A República - Cap. 3: Capítulo 3 Pág. 90 / 290

Ou achas que não é uma vergonha e uma grande prova de falta de educação ser forçado a recorrer a uma justiça fictícia e tornar os outros senhores e juízes do seu próprio direito, na falta de justiça pessoal?

- É a maior vergonha que existe! - disse ele.

- Mas não achas que é uma vergonha ainda maior quando, não contentes com passarem a maior parte da vida nos tribunais a defender ou a intentar processos, as pessoas se vangloriam, por vulgaridade, de ser hábeis em cometer a injustiça, em poder usar todos os subterfúgios, fugir por todas as saídas e dobrar-se como o vime, para evitar o castigo? E isso por interesses mesquinhos e desprezíveis, porque não sabem quanto é mais belo e melhor ordenar a vida de modo a não ter necessidade de um juiz sonolento?

- Isso - concordou - é uma vergonha ainda maior.

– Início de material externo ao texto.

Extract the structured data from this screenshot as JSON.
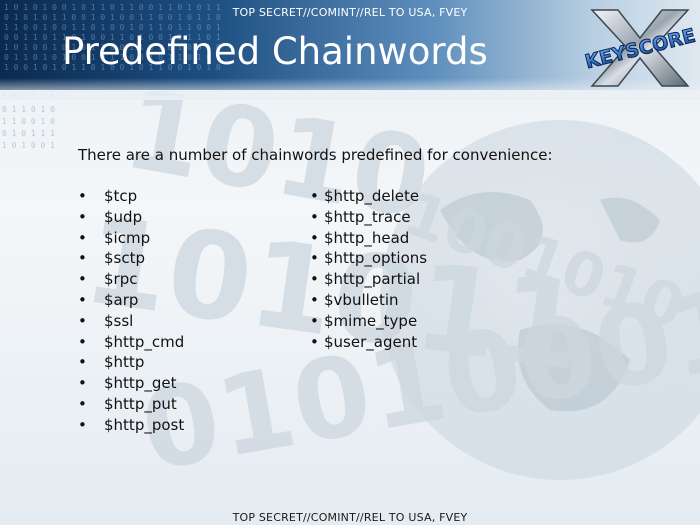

- Por outro lado, recorrer à arte do médico, não para feridas ou para alguma dessas doenças próprias das estações, mas porque, sob o efeito da preguiça e do regime que descrevemos, se fica cheio de emanações e vapores como um pântano, e obrigar os subtis filhos de Asclépio a dar a essas doenças os nomes de «flatos» e «catarros», não é também uma coisa vergonhosa?

- Sim - respondeu -, e, realmente, trata-se de nomes de doenças novas e estranhas.

- As quais - repliquei - não existiam, creio eu, no tempo de Asclépio. Suponho-o porque, em Tróia, os seus filhos não censuraram a mulher que obrigou Eurípilo ferido a beber vinho pramniano polvilhado abundantemente de farinha de cevada e queijo ralado, o que parece inflamatório, assim como não desaprovaram o remédio de Pátroclo.

- Contudo, era - disse ele - uma beberagem bizarra para um homem naquele estado.

- Não - observei -, se reflectires que a medicina actual, que segue passo a passo as doenças, não foi praticada pelos Asclepíades antes da época de Heródico. Heródico era pedótribo; tornado valetudinário, combinou a ginástica com a medicina, o que serviu, primeiramente e sobretudo, para o atormentar e, em seguida, a muitos outros depois dele.

- Como, então? - perguntou.

-Preparando-lhe uma morte lenta - respondi. - Com efeito, como a sua doença era mortal, seguiu-a passo a passo, sem conseguir, julgo eu, curá-la; renunciando a qualquer outra ocupação, passou a vida a tratar-se, devorado de inquietação sempre que se afastava um pouco do regime habitual; deste modo, arrastando uma vida langorosa, chegou à velhice à força de engenho.